La formazione
Iscritta all’Università degli studi di Firenze, Marta Lonzi si laurea in architettura nel 1963 presso l’Istituto di urbanistica diretto da Ludovico Quaroni e quello di Scienza delle costruzioni di Riccardo Morandi. La sua tesi di laurea “Progetto di ponte sull'Arno in corrispondenza del quartiere La Piaggia in Firenze e della sistemazione delle zone adiacenti” vince il premio U.I.S.A.A. 1963 (Unione Italiana Applicazione Acciaio).
Trasferitasi a Roma dopo il matrimonio, cerca di conciliare la nuova dimensione di madre con quella di architetto, affrontando i primi lavori da professionista e cercando al contempo di mantenere i contatti con il gruppo dell’università.
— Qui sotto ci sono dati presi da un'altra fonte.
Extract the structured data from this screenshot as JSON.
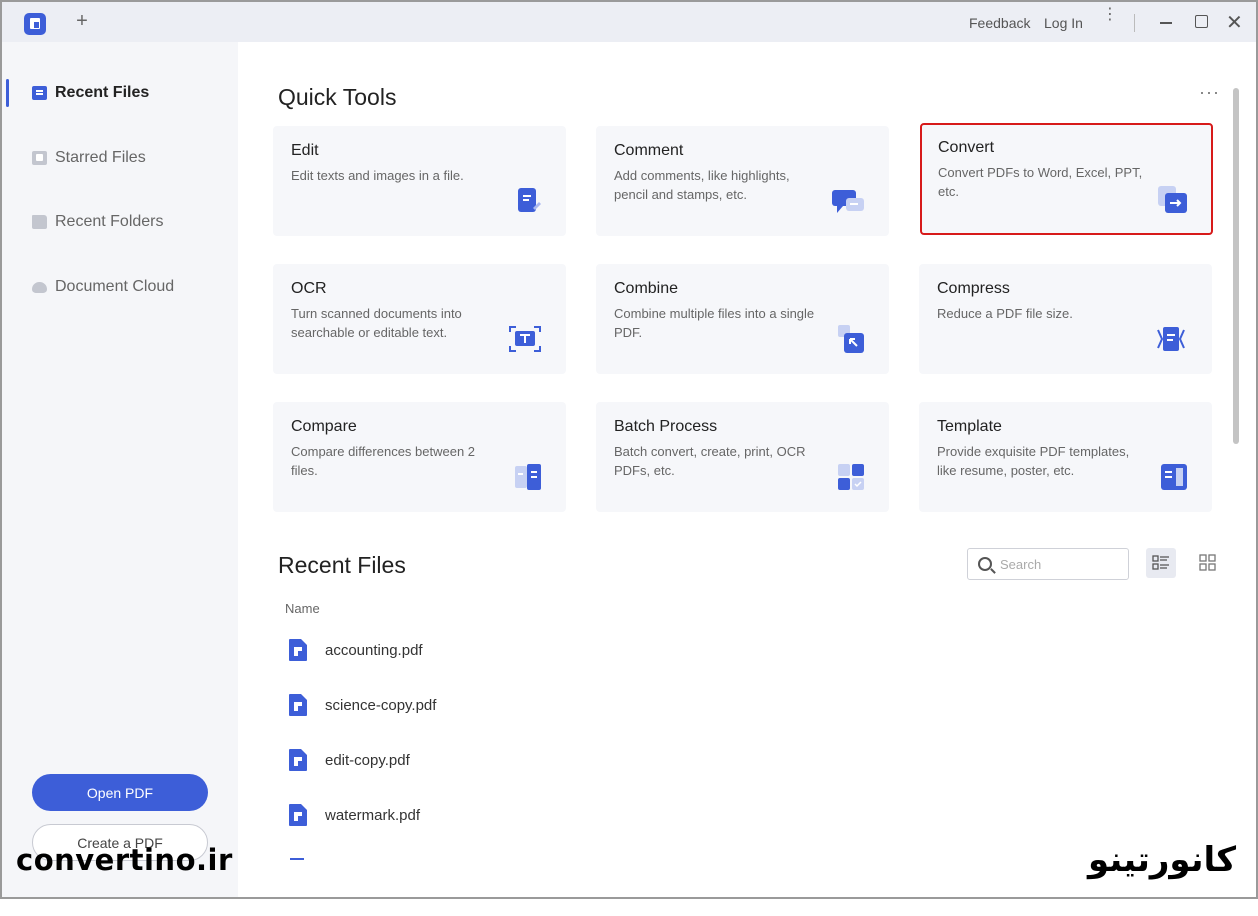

Il rapporto di stima con Quaroni si trasforma in profonda amicizia, testimoniato anche dalla condivisione degli artisti a lei più vicini, come Gallizio e Consagra. Nel 1965 è coinvolta nel «Corso sperimentale di preparazione urbanistica» organizzato ad Arezzo – sotto la direzione dallo stesso Quaroni – dal Centro studi della fondazione Olivetti: uno dei momenti fondativi della pianificazione urbana italiana. Nel 1966 il testo La città nuova, da lei elaborato con M. Cusmano, B. Gabrielli, R. Mazzanti, R. Rozzi, è selezionato dal Premio Olivetti.
L'approfondimento dei temi urbanistici proseguirà nelle ricerche sulla Gallura svolte con Italo Insolera per Italia Nostra (1965-70).
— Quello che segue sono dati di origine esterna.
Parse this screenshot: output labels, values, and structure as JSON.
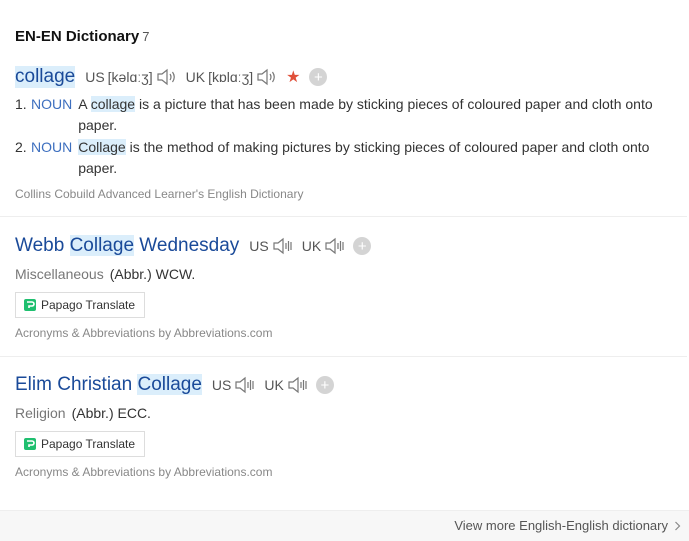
{
  "section": {
    "title": "EN-EN Dictionary",
    "count": "7"
  },
  "entry1": {
    "headword": "collage",
    "us_label": "US",
    "us_phonetic": "[kəlɑːʒ]",
    "uk_label": "UK",
    "uk_phonetic": "[kɒlɑːʒ]",
    "defs": [
      {
        "num": "1.",
        "pos": "NOUN",
        "pre": "A ",
        "hl": "collage",
        "post": " is a picture that has been made by sticking pieces of coloured paper and cloth onto paper."
      },
      {
        "num": "2.",
        "pos": "NOUN",
        "pre": "",
        "hl": "Collage",
        "post": " is the method of making pictures by sticking pieces of coloured paper and cloth onto paper."
      }
    ],
    "source": "Collins Cobuild Advanced Learner's English Dictionary"
  },
  "entry2": {
    "pre": "Webb ",
    "hl": "Collage",
    "post": " Wednesday",
    "us_label": "US",
    "uk_label": "UK",
    "tag": "Miscellaneous",
    "meaning": "(Abbr.) WCW.",
    "papago": "Papago Translate",
    "source": "Acronyms & Abbreviations by Abbreviations.com"
  },
  "entry3": {
    "pre": "Elim Christian ",
    "hl": "Collage",
    "post": "",
    "us_label": "US",
    "uk_label": "UK",
    "tag": "Religion",
    "meaning": "(Abbr.) ECC.",
    "papago": "Papago Translate",
    "source": "Acronyms & Abbreviations by Abbreviations.com"
  },
  "footer": {
    "more": "View more English-English dictionary"
  },
  "icons": {
    "speaker": "speaker-icon",
    "star": "star-icon",
    "plus": "plus-icon",
    "chevron": "chevron-right-icon",
    "papago": "papago-logo-icon"
  },
  "colors": {
    "link": "#1a4a99",
    "highlight": "#dbeefb",
    "star": "#e0503a",
    "pos": "#3d6fbf"
  }
}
Nel 1967 rientra in università come assistente volontaria presso la cattedra di Composizione architettonica della facoltà di Architettura di Roma, diretta prima da Alberto Samonà e, dopo un anno, da Ludovico Quaroni. Ma la passione per l’attività didattica si scontra con il crescere del senso di estraneità allo spirito e ai metodi della progettazione vigenti che la porta ad abbandonare l'università, nel gennaio 1973, con una lettera indirizzata allo stesso Quaroni: “penso che non si possa condurre fino in fondo una seria sperimentazione se non viene riconosciuta la necessità di partire da un background culturale veramente aperto a ogni possibile significato e valore… L’autenticità del processo diventerà la verifica alla sperimentazione”.
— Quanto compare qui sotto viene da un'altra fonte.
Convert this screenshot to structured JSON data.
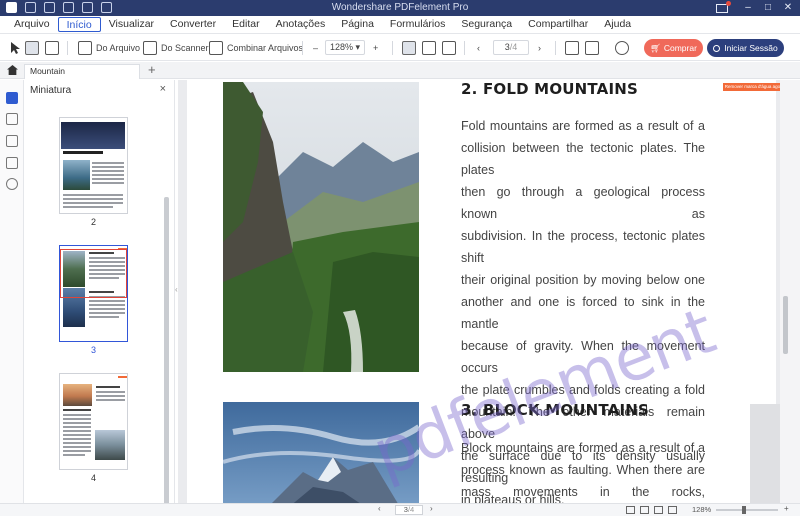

“…si parlava di progettazione ma si taceva l’esperienza del progettare. Ogni necessità poteva trovare il suo momento teorico. Poiché il momento soggettivo… viene censurato dall’architetto, lontano mille miglia dal rivendicarlo come passaggio di autenticità che riscatti il suo fare. … Per me venne fuori l’impossibilità oggettiva di potere spostare l’interesse generale dall’oggetto al processo, mentre tutti erano posseduti dal fascino dei prospetti, delle piante, delle sezioni.”